The aim is not to force every child to remain on 0.05%, but to identify the strongest tolerated concentration early. Axial efficacy cannot be judged after two weeks; it requires structured follow-up, ideally with the same biometer and annualized axial-length assessment. This strategy is clinically plausible but still requires prospective testing.

What evidence do we need next?

Future trials should prospectively define what constitutes clinically adequate axial control. This may include age-adjusted axial growth targets, predefined physiological growth corridors, time-to-treatment-failure designs, or responder definitions based on axial growth rather than refraction alone.
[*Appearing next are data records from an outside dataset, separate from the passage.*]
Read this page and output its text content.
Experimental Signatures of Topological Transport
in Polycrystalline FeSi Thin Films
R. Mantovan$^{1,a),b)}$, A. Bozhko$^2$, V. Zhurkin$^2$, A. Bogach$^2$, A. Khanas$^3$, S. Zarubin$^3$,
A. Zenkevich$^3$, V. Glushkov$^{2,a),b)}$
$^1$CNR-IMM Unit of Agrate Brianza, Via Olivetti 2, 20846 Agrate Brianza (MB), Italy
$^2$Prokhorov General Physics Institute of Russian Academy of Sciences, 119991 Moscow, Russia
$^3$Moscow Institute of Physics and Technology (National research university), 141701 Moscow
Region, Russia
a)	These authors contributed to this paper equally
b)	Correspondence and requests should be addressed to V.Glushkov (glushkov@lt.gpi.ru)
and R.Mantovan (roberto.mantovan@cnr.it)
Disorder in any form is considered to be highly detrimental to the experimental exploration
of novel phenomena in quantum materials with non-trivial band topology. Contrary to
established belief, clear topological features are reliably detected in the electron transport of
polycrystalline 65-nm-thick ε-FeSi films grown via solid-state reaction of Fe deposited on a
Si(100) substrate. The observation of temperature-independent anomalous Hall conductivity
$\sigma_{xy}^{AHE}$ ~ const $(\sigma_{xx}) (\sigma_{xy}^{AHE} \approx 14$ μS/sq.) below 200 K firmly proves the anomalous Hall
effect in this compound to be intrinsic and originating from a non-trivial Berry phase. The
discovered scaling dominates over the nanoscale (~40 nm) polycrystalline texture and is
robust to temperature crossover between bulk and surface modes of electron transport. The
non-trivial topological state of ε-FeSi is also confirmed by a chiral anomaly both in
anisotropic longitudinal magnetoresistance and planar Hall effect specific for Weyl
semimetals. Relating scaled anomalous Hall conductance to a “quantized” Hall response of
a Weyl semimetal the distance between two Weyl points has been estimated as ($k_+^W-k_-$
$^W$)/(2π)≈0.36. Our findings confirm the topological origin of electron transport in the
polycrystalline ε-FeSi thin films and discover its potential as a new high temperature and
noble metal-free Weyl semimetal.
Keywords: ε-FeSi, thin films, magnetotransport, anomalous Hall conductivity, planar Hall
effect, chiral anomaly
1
Such studies should include standardized axial-length protocols, sufficient follow-up beyond two years, treatment cessation phases, adherence assessment, and stratification by baseline risk. They should also compare dosing strategies, including lower-dose initiation with escalation versus 0.05% initiation with tolerability-guided de-escalation.
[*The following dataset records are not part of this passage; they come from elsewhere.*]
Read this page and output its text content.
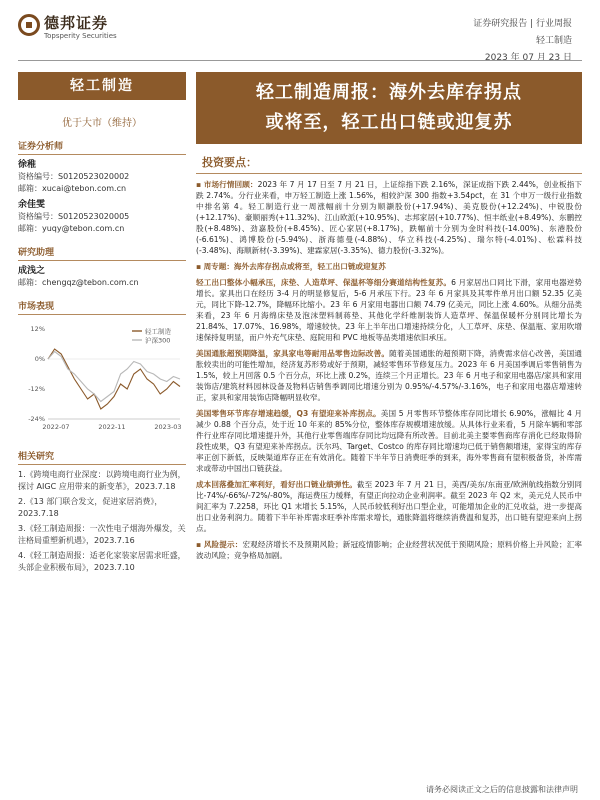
德邦证券
Topsperity Securities
证券研究报告 | 行业周报
轻工制造
2023 年 07 月 23 日
轻工制造
优于大市（维持）
证券分析师
徐稚
资格编号：S0120523020002
邮箱：xucai@tebon.com.cn
余佳雯
资格编号：S0120523020005
邮箱：yuqy@tebon.com.cn
研究助理
成浅之
邮箱：chengqz@tebon.com.cn
市场表现
12%
0%
-12%
-24%
2022-07	2022-11	2023-03
轻工制造
沪深300
相关研究
1.《跨境电商行业深度：以跨境电商行业为例，探讨 AIGC 应用带来的新变革》，2023.7.18
2.《13 部门联合发文，促进家居消费》，2023.7.18
3.《轻工制造周报：一次性电子烟海外爆发，关注格局重塑新机遇》，2023.7.16
4.《轻工制造周报：适老化家装家居需求旺盛，头部企业积极布局》，2023.7.10
轻工制造周报：海外去库存拐点
或将至，轻工出口链或迎复苏
投资要点：
▪ 市场行情回顾：2023 年 7 月 17 日至 7 月 21 日，上证综指下跌 2.16%，深证成指下跌 2.44%，创业板指下跌 2.74%。分行业来看，申万轻工制造上涨 1.56%，相较沪深 300 指数+3.54pct，在 31 个申万一级行业指数中排名第 4。轻工制造行业一周涨幅前十分别为顺灏股份(+17.94%)、美克股份(+12.24%)、中锐股份(+12.17%)、豪顺丽秀(+11.32%)、江山欧派(+10.95%)、志邦家居(+10.77%)、恒丰纸业(+8.49%)、东鹏控股(+8.48%)、劲嘉股份(+8.45%)、匠心家居(+8.17%)，跌幅前十分别为金时科技(-14.00%)、东港股份(-6.61%)、鸿博股份(-5.94%)、浙海德曼(-4.88%)、华立科技(-4.25%)、瑞尔特(-4.01%)、松霖科技(-3.48%)、海顺新材(-3.39%)、建霖家居(-3.35%)、德力股份(-3.32%)。
▪ 周专题：海外去库存拐点或将至，轻工出口链或迎复苏
轻工出口整体小幅承压，床垫、人造草坪、保温杯等细分赛道结构性复苏。6 月家居出口同比下滑，家用电器逆势增长。家具出口在经历 3-4 月的明显修复后，5-6 月承压下行。23 年 6 月家具及其零件单月出口额 52.35 亿美元，同比下降-12.7%，降幅环比缩小。23 年 6 月家用电器出口额 74.79 亿美元，同比上涨 4.60%。从细分品类来看，23 年 6 月海绵床垫及泡沫塑料制蒋垫、其他化学纤维制装饰人造草坪、保温保暖杯分别同比增长为 21.84%、17.07%、16.98%，增速较快。23 年上半年出口增速持续分化，人工草坪、床垫、保温瓶、家用吹增速保持复明显，而户外充气床垫、庭院用和 PVC 地板等品类增速依旧承压。
美国通胀超预期降温，家具家电等耐用品零售边际改善。随着美国通胀的超预期下降，消费需求信心改善，美国通胀较卖出的可能性增加，经济复苏形势或好于预期，减轻零售环节修复压力。2023 年 6 月美国季调后零售销售为 1.5%，较上月回落 0.5 个百分点，环比上涨 0.2%，连续三个月正增长。23 年 6 月电子和家用电器店/家具和家用装饰店/建筑材料园林设备及物料店销售季调同比增速分别为 0.95%/-4.57%/-3.16%，电子和家用电器店增速转正，家具和家用装饰店降幅明显收窄。
美国零售环节库存增速趋缓，Q3 有望迎来补库拐点。美国 5 月零售环节整体库存同比增长 6.90%，涨幅比 4 月减少 0.88 个百分点，处于近 10 年来的 85%分位，整体库存规模增速放缓。从具体行业来看，5 月除车辆和零部件行业库存同比增速提升外，其他行业零售端库存同比均远降有所改善。目前北美主要零售商库存消化已经取得阶段性成果，Q3 有望迎来补库拐点。沃尔玛、Target、Costco 的库存同比增速均已低于销售额增速，家得宝的库存率正创下新低，反映渠道库存正在有效消化。随着下半年节日消费旺季的到来，海外零售商有望积极备货，补库需求或带动中国出口链获益。
成本回落叠加汇率利好，看好出口链业绩弹性。截至 2023 年 7 月 21 日，美西/美东/东南亚/欧洲航线指数分别同比-74%/-66%/-72%/-80%，海运费压力缓释，有望正向拉动企业利润率。截至 2023 年 Q2 末，美元兑人民币中间汇率为 7.2258，环比 Q1 末增长 5.15%，人民币较低利好出口型企业，可能增加企业的汇兑收益，进一步提高出口业务利润力。随着下半年补库需求旺季补库需求增长，通胀降温将继续消费温和复苏，出口链有望迎来向上拐点。
▪ 风险提示：宏观经济增长不及预期风险；新冠疫情影响；企业经营状况低于预期风险；原料价格上升风险；汇率波动风险；竞争格局加剧。
请务必阅读正文之后的信息披露和法律声明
This would not replace conventional endpoints. It would make them more clinically interpretable. The aim is to understand not only whether atropine changes the average trial result, but whether it changes the developmental trajectory of the individual child.

Conclusion

Low-dose atropine has earned its place in myopia management, but it should not become a substitute for biological judgement. Ryjunea® provides an authorized 0.01% atropine option for defined pediatric patients with progressive myopia, and that is a real regulatory advance.

The available studies point in different directions: effects are real in some settings, modest or inconsistent in others, and not always equally persuasive for refraction and axial length. In children for whom pharmacological treatment is indicated, a pragmatic strategy is to start with a biologically effective concentration such as 0.05%, assess tolerability early, and reduce the dose if necessary. Future studies should test whether such a tolerability-guided de-escalation strategy achieves better axial-growth control than starting low and escalating late.